Toyota Camry, Tires, Sedan
#3 of 6 Re: 2005 LE- Downsizing Wheels & Tires [capriracer]
Apr 09, 2010 (6:40 am)
Though to explore the discussion I disagree with your load capacity belief. I used to sell tires in the early 90's and we watched the beginning of the 75 series aspect ratio phase out and in later years the 70 series and 14"tire. They were often replaced with 15"tires with lower aspect ratios as manufacturers would use this to increase handling as a selling point (for a while every car commercial I saw cars were drifting sideways!) Those cars' mileage was diminished however manufacturers still had to meet CAFE requirements so to compensate for their SUVs and performance cars and enhancements they were now building Prius' and other hybrid's to boost the overall gas mileage of their entire vehicle line. To the consumer this meant cars suddenly had wider, speed rated tires (like an H rating) that could take off ramps at 60mph because of the reinforced sidewalls but simultaneously phased out the average tire - suddenly average $60 tires were nonexistent or junk.

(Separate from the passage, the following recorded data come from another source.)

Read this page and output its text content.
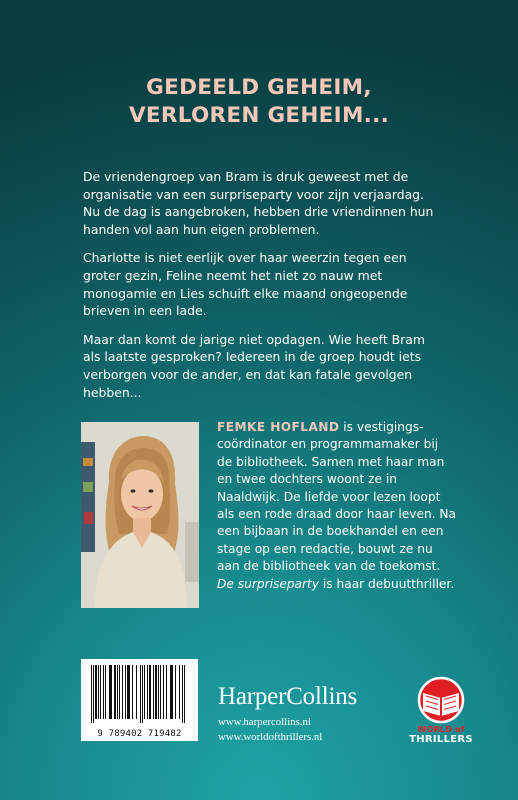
GEDEELD GEHEIM,
VERLOREN GEHEIM...

De vriendengroep van Bram is druk geweest met de organisatie van een surpriseparty voor zijn verjaardag. Nu de dag is aangebroken, hebben drie vriendinnen hun handen vol aan hun eigen problemen.

Charlotte is niet eerlijk over haar weerzin tegen een groter gezin, Feline neemt het niet zo nauw met monogamie en Lies schuift elke maand ongeopende brieven in een lade.

Maar dan komt de jarige niet opdagen. Wie heeft Bram als laatste gesproken? Iedereen in de groep houdt iets verborgen voor de ander, en dat kan fatale gevolgen hebben...

FEMKE HOFLAND is vestigingscoördinator en programmamaker bij de bibliotheek. Samen met haar man en twee dochters woont ze in Naaldwijk. De liefde voor lezen loopt als een rode draad door haar leven. Na een bijbaan in de boekhandel en een stage op een redactie, bouwt ze nu aan de bibliotheek van de toekomst. De surpriseparty is haar debuutthriller.
9 789402 719482
HarperCollins
www.harpercollins.nl
www.worldofthrillers.nl
WORLD of
THRILLERS
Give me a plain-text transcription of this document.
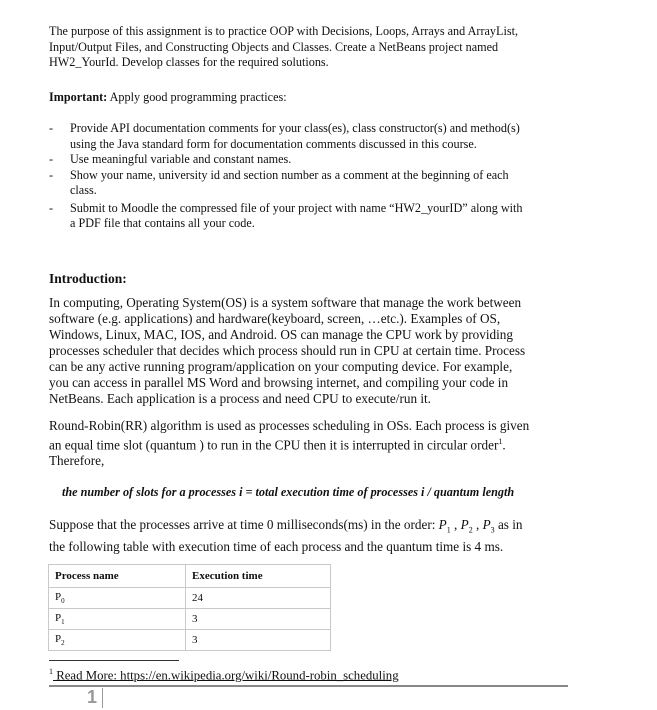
The purpose of this assignment is to practice OOP with Decisions, Loops, Arrays and ArrayList,
Input/Output Files, and Constructing Objects and Classes. Create a NetBeans project named
HW2_YourId. Develop classes for the required solutions.
Important: Apply good programming practices:
- Provide API documentation comments for your class(es), class constructor(s) and method(s)
using the Java standard form for documentation comments discussed in this course.
- Use meaningful variable and constant names.
- Show your name, university id and section number as a comment at the beginning of each
class.
- Submit to Moodle the compressed file of your project with name “HW2_yourID” along with
a PDF file that contains all your code.
Introduction:
In computing, Operating System(OS) is a system software that manage the work between
software (e.g. applications) and hardware(keyboard, screen, …etc.). Examples of OS,
Windows, Linux, MAC, IOS, and Android. OS can manage the CPU work by providing
processes scheduler that decides which process should run in CPU at certain time. Process
can be any active running program/application on your computing device. For example,
you can access in parallel MS Word and browsing internet, and compiling your code in
NetBeans. Each application is a process and need CPU to execute/run it.
Round-Robin(RR) algorithm is used as processes scheduling in OSs. Each process is given
an equal time slot (quantum ) to run in the CPU then it is interrupted in circular order$^1$.
Therefore,
the number of slots for a processes i = total execution time of processes i / quantum length
Suppose that the processes arrive at time 0 milliseconds(ms) in the order: $P_1$ , $P_2$ , $P_3$ as in
the following table with execution time of each process and the quantum time is 4 ms.
Process name	Execution time
$P_0$	24
$P_1$	3
$P_2$	3
$^1$ Read More: https://en.wikipedia.org/wiki/Round-robin_scheduling
1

The only decent ones I see nowadays are the foreign made ones that are in that price range. With the overall industry pushing performance everybody's tires are now wider and have more load capacity (especially with 44psi casings). But this also means lower mileage, increased hydroplaning (less pressure per square inch over the larger contact patch) and more expensive construction. Heck,I can remember the first dodge minivans had 195/75SR14s on their 4cyl model. So I do see the tradeoffs with tires but they are not with fuel mileage in mind on most cars. Don't get me wrong, the performance increase in the industry is actually nice as we have better performing vehicles overall and there are many more choices for the gearheads and tuners but that luxury has come at a price - both literally and figuratively.
#4 of 6 Re: 2005 LE- Downsizing Wheels & Tires [matt_e_boy]
Apr 10, 2010 (6:27 am)
Here is what I am basing my statement on:
http://www.energy.ca.gov/transportation/tire_efficiency/documents/2007-12-07_wor- - kshop/presentations/Lambilotte_Bruce_Task%204%20Rolling%20Resistance%20Testing.p- - df
This is a study performed by Smithers Scientific Services for the California Energy Commission to explore rolling resistance in tires and what effect certain laws might have on the general public.

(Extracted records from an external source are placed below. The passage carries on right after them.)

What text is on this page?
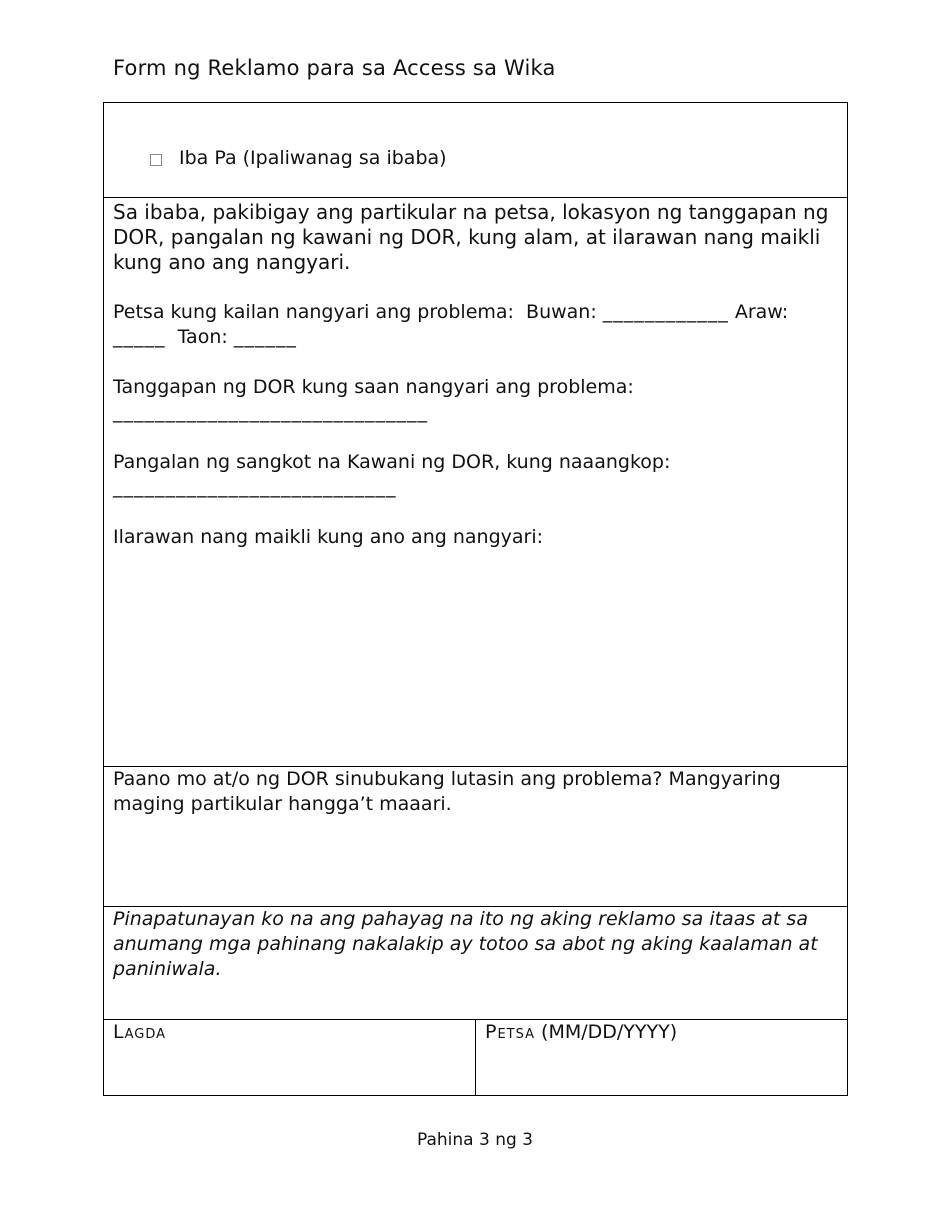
Form ng Reklamo para sa Access sa Wika
Iba Pa (Ipaliwanag sa ibaba)

Sa ibaba, pakibigay ang partikular na petsa, lokasyon ng tanggapan ng DOR, pangalan ng kawani ng DOR, kung alam, at ilarawan nang maikli kung ano ang nangyari.
Petsa kung kailan nangyari ang problema: Buwan: ____________ Araw: _____ Taon: ______
Tanggapan ng DOR kung saan nangyari ang problema:
______________________________
Pangalan ng sangkot na Kawani ng DOR, kung naaangkop:
___________________________
Ilarawan nang maikli kung ano ang nangyari:

Paano mo at/o ng DOR sinubukang lutasin ang problema? Mangyaring maging partikular hangga’t maaari.

Pinapatunayan ko na ang pahayag na ito ng aking reklamo sa itaas at sa anumang mga pahinang nakalakip ay totoo sa abot ng aking kaalaman at paniniwala.

Lagda	Petsa (MM/DD/YYYY)
Pahina 3 ng 3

On page 31 is a graph showing the Rolling Resistance Coefficient (RRC) for various sizes of tires but all the same make/model. I think it is easy to see that small tires (load carrying capacity wise) have better RRC.
They actually calculated a correlation value - and it was pretty poor at 50% - but the trend is there.
Conclusion: If you want to improve fuel economy by changing tire size: More load carrying capacity = Better
#5 of 6 Re: 2005 LE- Downsizing Wheels & Tires [capriracer]
Apr 12, 2010 (8:21 am)
Ummm Capriracer, did ya see page 35?
Looks like a positive correlation between rolling resistance and load index to me.....
It's also interesting to note rolling resistance increases with UTQG ratings and tire weight.
#6 of 6 Re: 2005 LE- Downsizing Wheels & Tires [matt_e_boy]
Apr 13, 2010 (3:52 am)
Be very careful here. The way tires are tested for rolling resistance includes compensation for the load carrying capacity of the tire. What you get is rolling resistance force. To compare tires of a different load carrying capacities, you need to divide by the load to get rolling resistance coefficient (RRC). When you change tires on a given vehicle, the load on the tire doesn't change - so you have to use rolling resistance coefficient (RRC).